2. Vorliegend ist kein die bisherige Verfahrensdauer rechtfertigender Grund i. S. d. § 121 Abs. 1 StPO mehr ersichtlich. Es ist zu vermeidbaren erheblichen Verfahrensverzögerungen, die die Angeschuldigten nicht zu vertreten haben, gekommen.
a) Wie im Senatsbeschluss vom 21.12.2015 ausgeführt, war der Ablauf des gegen die beiden hiesigen Angeschuldigten geführten Verfahrens (Az. 1062 Js 5397/15 Staatsanwaltschaft Ansbach) bis zu diesem Zeitpunkt nicht zu beanstanden. Die Kriminalpolizei hatte die Ermittlungen am 09.11.2015 abgeschlossen, die Staatsanwaltschaft am 15.11.2015. Der Vorsitzende der Strafkammer hatte am 24.11.2015 Übersetzung und Zustellung der Anklageschrift mit einer Einlassungsfrist von 1 Monat verfügt. Diese Anklage hat die Staatsanwaltschaft Ansbach mit Verfügung vom 13.01.2016 zurückgenommen.
b) Unter einem anderen Aktenzeichen (1062 Js 6785/15) hat die Staatsanwaltschaft Ansbach parallel ein weiteres Verfahren gegen 6 andere Angeschuldigte geführt. Hier hat die Kriminalpolizei die Ermittlungen am 01.12.2015 abgeschlossen. Die Staatsanwaltschaft Ansbach hat am 21.12.2015 die Abgabe des Verfahrens an die Staatsanwaltschaft München II verfügt, die die Übernahme mit Verfügung vom 30.12.2015 aber abgelehnt hat. Die Staatsanwaltschaft Ansbach hat daraufhin nach vorgenannter Rücknahme der Anklage vom 15.11.2015 wegen Sachzusammenhangs (bandenmäßige Begehung der beiden Verfahren zugrunde liegenden Taten) das ältere Verfahren zum jüngeren Verfahren verbunden, die Ermittlungen am 13.01.2016 abgeschlossen und unter dem 13.01.2016 eine neue Anklageschrift erstellt. Der Vorsitzende der Jugendkammer hat am 20.01.2016 die Zustellung der Anklageschrift – ohne vorherige Übersetzung – mit einer Einlassungsfrist von 1 Monat verfügt. Über die Eröffnung des Hauptverfahrens ist noch nicht entschieden. Als mögliche Hauptverhandlungstermine hat der Vorsitzende der Jugendkammer aufgrund der Überlastung der Strafkammern und Jugendkammern des Landgerichts Ansbach mit Haftsachen den Verteidigern (erst) den 12.05.2016 und den 13.05.2016 vorgeschlagen.

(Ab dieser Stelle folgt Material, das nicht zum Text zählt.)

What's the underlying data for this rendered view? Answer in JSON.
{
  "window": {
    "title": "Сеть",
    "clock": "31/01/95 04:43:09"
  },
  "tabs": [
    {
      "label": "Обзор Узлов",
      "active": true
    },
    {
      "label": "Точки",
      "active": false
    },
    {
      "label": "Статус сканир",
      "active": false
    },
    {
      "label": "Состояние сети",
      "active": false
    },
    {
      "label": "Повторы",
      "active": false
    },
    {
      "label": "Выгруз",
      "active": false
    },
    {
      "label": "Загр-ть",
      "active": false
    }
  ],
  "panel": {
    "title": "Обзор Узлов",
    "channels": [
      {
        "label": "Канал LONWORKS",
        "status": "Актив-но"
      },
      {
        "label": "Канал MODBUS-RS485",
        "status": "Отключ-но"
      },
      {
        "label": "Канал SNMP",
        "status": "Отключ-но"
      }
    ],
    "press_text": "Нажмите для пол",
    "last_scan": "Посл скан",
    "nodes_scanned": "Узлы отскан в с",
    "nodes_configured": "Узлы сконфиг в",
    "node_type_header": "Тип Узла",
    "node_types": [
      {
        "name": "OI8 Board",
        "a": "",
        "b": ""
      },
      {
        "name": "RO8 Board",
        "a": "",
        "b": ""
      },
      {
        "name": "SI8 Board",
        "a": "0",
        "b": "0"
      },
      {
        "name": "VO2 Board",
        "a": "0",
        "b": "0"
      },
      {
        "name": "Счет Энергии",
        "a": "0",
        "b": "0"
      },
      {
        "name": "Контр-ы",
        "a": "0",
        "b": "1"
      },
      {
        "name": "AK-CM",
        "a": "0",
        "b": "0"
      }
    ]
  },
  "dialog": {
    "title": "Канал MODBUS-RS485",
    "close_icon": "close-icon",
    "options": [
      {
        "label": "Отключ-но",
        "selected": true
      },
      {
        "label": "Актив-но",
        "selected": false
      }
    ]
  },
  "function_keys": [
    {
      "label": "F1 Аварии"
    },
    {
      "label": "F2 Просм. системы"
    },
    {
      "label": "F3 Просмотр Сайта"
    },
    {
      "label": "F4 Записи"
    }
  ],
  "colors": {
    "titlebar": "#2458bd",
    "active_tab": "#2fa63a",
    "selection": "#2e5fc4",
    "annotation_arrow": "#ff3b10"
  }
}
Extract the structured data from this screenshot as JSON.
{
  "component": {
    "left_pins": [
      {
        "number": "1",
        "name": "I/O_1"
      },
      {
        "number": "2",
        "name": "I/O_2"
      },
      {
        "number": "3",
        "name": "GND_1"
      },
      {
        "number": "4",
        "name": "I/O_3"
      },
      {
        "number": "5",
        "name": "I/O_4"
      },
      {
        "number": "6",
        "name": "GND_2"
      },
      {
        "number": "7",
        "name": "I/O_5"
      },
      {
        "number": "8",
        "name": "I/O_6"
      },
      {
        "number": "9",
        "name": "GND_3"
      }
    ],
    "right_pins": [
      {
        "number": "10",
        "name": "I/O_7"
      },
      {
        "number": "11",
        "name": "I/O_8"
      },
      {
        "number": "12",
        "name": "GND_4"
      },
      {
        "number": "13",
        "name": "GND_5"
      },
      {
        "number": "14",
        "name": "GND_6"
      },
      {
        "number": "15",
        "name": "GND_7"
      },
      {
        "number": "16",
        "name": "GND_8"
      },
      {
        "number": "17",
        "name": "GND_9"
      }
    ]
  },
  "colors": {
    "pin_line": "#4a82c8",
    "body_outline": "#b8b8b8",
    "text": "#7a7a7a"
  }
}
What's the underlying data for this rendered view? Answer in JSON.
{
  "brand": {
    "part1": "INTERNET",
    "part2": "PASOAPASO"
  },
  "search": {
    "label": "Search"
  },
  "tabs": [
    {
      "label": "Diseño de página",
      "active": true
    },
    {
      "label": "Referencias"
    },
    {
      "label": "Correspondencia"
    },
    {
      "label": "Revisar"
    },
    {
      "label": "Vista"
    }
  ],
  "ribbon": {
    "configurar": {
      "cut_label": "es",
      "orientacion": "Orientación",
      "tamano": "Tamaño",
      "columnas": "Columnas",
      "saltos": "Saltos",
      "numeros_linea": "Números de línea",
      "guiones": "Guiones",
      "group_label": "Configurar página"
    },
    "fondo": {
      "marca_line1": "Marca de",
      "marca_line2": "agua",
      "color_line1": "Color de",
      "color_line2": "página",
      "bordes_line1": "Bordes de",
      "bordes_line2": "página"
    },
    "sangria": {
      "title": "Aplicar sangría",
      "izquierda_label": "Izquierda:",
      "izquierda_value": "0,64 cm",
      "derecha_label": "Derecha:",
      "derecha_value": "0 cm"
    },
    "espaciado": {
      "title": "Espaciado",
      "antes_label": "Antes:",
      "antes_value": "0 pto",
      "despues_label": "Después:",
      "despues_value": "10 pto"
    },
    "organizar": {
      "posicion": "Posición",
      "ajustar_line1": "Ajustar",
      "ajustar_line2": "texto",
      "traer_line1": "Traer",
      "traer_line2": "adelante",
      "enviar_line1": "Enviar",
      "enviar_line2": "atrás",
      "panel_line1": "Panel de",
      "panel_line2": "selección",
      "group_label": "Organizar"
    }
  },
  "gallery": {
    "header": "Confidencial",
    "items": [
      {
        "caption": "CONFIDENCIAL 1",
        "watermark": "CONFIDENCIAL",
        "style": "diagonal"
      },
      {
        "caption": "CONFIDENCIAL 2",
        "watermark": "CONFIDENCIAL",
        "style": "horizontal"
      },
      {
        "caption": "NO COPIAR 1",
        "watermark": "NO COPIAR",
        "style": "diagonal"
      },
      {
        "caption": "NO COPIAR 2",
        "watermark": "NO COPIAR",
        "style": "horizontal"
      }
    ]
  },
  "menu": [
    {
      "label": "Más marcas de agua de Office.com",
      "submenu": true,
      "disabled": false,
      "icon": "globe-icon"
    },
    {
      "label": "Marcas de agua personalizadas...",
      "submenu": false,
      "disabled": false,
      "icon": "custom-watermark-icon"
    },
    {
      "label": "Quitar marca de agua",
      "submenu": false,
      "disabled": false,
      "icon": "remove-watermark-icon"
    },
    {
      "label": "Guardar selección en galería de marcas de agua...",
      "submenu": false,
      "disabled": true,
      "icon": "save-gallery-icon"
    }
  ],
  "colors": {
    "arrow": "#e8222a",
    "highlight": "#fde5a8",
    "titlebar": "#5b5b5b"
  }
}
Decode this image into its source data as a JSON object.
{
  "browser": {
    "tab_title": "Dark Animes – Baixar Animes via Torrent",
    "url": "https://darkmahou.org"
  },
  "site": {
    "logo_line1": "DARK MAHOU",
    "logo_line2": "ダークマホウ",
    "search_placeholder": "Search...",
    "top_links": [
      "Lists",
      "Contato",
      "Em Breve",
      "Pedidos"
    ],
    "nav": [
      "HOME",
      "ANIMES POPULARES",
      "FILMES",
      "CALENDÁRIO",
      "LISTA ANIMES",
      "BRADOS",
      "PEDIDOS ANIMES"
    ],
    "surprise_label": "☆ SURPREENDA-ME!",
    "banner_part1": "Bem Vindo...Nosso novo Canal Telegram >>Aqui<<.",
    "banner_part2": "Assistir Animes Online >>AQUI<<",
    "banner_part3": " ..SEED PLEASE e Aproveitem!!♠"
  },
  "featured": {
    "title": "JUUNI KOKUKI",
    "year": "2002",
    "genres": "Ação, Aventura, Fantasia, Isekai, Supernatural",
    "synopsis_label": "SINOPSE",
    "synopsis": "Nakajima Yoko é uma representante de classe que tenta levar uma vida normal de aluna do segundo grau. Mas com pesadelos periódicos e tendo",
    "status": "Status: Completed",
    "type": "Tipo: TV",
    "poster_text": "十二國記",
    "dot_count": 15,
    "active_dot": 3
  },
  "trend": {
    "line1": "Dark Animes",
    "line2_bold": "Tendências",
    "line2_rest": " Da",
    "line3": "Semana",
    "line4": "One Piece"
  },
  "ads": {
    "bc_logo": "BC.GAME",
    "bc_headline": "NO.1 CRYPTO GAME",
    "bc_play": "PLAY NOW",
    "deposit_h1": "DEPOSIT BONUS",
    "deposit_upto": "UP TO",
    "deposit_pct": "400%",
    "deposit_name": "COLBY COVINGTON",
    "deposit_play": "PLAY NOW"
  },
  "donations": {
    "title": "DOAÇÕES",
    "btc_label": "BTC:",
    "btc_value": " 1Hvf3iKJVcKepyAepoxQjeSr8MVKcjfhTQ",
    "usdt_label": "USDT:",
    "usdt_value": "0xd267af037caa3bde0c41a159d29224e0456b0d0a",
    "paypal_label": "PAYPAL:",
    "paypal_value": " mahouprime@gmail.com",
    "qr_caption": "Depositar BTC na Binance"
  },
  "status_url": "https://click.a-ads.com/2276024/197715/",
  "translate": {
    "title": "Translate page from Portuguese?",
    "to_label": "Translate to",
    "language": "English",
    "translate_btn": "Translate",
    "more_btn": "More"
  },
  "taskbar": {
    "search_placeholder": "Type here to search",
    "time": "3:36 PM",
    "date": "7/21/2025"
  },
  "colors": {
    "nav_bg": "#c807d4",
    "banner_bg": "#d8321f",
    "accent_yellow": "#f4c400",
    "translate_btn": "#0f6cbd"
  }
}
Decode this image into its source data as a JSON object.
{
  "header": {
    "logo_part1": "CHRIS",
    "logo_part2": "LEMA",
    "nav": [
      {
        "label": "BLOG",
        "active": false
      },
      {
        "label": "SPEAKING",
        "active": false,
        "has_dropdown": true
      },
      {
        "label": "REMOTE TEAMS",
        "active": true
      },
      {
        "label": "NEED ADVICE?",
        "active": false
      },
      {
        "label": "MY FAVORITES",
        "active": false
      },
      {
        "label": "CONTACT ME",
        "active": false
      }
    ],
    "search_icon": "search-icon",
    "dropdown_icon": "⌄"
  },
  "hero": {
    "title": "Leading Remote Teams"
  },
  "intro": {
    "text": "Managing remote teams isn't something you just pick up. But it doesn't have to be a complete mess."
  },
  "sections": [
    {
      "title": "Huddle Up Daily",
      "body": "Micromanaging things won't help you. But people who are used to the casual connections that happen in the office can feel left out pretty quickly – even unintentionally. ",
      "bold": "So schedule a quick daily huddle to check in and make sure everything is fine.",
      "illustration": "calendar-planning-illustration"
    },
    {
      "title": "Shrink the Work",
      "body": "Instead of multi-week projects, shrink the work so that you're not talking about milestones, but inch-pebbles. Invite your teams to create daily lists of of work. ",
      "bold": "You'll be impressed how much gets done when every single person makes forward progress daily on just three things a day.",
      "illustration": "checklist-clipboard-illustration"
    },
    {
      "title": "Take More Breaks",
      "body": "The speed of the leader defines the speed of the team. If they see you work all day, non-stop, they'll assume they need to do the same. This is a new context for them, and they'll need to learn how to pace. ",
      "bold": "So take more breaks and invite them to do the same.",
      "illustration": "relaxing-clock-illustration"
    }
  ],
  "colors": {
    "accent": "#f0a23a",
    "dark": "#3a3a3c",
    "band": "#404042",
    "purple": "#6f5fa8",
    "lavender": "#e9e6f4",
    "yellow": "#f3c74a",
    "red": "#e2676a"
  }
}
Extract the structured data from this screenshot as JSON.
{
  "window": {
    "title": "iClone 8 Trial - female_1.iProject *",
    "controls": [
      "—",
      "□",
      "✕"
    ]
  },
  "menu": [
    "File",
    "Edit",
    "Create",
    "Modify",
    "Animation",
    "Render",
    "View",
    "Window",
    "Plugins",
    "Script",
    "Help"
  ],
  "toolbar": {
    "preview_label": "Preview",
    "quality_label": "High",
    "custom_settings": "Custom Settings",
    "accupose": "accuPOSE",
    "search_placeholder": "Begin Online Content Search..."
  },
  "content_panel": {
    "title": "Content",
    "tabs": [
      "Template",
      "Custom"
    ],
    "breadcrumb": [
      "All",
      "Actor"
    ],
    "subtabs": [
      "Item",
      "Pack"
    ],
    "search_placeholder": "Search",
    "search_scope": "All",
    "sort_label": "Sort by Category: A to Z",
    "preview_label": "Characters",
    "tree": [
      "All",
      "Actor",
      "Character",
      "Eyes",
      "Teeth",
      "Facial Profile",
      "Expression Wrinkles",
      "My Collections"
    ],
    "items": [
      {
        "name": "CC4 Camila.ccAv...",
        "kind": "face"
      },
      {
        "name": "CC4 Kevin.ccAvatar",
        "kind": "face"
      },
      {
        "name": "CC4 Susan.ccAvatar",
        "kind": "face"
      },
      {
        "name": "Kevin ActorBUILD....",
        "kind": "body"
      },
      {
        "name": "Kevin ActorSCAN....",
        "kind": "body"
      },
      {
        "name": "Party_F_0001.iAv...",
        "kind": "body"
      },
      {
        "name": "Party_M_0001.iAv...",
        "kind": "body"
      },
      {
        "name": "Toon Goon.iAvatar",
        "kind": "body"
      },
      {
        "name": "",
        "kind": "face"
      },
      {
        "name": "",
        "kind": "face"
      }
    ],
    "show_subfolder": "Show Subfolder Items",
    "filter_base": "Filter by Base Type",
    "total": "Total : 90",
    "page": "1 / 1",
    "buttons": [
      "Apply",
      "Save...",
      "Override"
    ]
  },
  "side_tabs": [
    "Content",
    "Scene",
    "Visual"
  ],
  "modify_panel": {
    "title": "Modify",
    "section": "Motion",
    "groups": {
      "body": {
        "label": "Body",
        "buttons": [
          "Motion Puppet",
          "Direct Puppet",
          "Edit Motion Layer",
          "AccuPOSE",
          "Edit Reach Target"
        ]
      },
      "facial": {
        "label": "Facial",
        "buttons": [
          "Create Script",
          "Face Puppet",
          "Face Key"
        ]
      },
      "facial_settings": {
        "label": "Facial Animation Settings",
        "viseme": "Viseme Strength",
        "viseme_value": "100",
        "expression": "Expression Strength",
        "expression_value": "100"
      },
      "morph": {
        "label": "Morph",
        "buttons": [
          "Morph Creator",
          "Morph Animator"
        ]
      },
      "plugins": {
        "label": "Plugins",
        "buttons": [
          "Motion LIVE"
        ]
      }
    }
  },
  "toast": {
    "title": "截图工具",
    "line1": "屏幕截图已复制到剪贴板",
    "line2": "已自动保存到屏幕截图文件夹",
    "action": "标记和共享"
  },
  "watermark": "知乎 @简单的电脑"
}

c) Es bestand keine Veranlassung, dem (ursprünglichen) Verfahren KLs 1062 Js 5397/15 keinen Fortgang zu geben und die zunächst erhobene Anklage wieder zurück zu nehmen. An der dem (neuen) Verfahren KLs 1062 Js 6785/15 jug zugrunde liegenden Tat sind die beiden hiesigen Angeschuldigten nicht beteiligt. Etwaige neue Erkenntnisse zu einer Bandenstruktur hätten in das bereits laufende Gerichtsverfahren eingeführt werden können und müssen. Einer gemeinsamen Verhandlung mit allen nunmehr Angeschuldigten hätte es dazu nicht bedurft.
d) Folge des fehlerhaften Vorgehens der Staatsanwaltschaft Ansbach ist, dass das Gericht bislang weder das Hauptverfahren eröffnen noch Termin zur Durchführung der Hauptverhandlung bestimmen konnte. Zwischen der Verfügung der Zustellung der ersten Anklageschrift am 24.11.2015 und der Verfügung der Zustellung der zweiten Anklageschrift am 20.01.2016 sind fast zwei Monate vergangen, ohne einen Verfahrensfortgang zu erzielen; dabei musste sich erst noch ein ganz anderer Spruchkörper in das umfangreiche Verfahren einarbeiten. Im Rahmen der einen Zeitraum von drei Monaten umfassenden Neun-Monats-Haftprüfung ist eine Verfahrensverzögerung von nahezu zwei Dritteln dieses Prüfungszeitraumes nicht hinnehmbar. Eine zusätzliche Verlängerung des Verfahrens wird dadurch eintreten, dass es sich jetzt gegen mehr Angeschuldigte richtet als gegen die beiden hiesigen Angeschuldigten und dass es mehr Tatvorwürfe umfasst als den gegen die beiden hiesigen Angeschuldigten gerichteten, dass das Verfahren somit komplexer geworden ist und eine umfangreichere Beweisaufnahme erfordern wird.